Owners Maurilia Marquez and Censencio Martinez dug up an old family recipe and added a few birria options to the menu. The birria plate comes with the stewed meat served with a side of rice and a side of beans. Birria cheese tacos are made with store-bought tortillas and have two layers of cheese, meat, cilantro and onion. The queso birria is twice as large as the birria cheese tacos. It’s similar to Su Casa Marquez’s corn quesadilla. The tortilla is fresh, handmade and twice as big as the tortillas for the taco. It’s filled with birria, cheese, cilantro and diced onions. The consommé can be ordered as a side with any of the dishes.
On Saturdays and Sundays, birria tacos can be found at The Taco Dudes stall at the Vancouver Farmers Market. Owners Michael Casteneda and Francisco Garcia have known each other for 20 years. They’ve worked in the food industry for over a decade doing everything from fine dining to catering jobs serving 10,000 to 20,000 people. During the pandemic they decided to start a catering business and open a taco truck called The Taco Dudes with another food industry professional, Christina Sims.

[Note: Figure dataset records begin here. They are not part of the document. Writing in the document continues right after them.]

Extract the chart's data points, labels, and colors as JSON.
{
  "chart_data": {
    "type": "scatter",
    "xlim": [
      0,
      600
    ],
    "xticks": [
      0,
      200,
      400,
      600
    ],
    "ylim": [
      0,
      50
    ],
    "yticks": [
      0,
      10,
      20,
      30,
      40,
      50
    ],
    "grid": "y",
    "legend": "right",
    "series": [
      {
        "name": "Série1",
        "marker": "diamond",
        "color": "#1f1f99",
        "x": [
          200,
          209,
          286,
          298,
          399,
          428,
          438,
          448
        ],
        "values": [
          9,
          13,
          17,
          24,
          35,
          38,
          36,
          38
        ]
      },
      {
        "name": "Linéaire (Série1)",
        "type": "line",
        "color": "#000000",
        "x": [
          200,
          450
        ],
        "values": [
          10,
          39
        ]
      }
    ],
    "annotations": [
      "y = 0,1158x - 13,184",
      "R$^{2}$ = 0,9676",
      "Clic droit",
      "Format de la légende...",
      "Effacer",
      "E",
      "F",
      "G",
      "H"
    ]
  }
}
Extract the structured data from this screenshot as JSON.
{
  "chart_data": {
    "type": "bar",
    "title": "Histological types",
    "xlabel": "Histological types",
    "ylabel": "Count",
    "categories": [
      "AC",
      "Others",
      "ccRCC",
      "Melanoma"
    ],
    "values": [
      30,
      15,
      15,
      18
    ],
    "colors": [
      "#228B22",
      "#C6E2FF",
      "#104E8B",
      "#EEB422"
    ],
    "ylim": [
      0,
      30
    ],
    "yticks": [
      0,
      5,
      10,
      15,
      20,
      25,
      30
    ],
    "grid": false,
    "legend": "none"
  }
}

“We’re all from the central valley of California and grew up with street food,” Casteneda said. “Birria was something we wanted to do. We have our own style and we hope to set ourselves apart.”
The Taco Dudes’ version of birria is made with chuck roast cooked for 10 to 12 hours with a mix of guajillo, and California and pasilla chiles. An order comes with two tacos topped with garlic tomatillo salsa, pickled onions, cilantro and a red sauce made with the same type of chiles used to make the stew. A side of consommé comes with each order.
During a bleak year for the hospitality industry, birria-mania has provided a new direction for these dudes.
“We’re all in the same industry. After the restaurants closed, we were unemployed,” Sims said. “The success of Taco Dudes is leading us in a different direction.”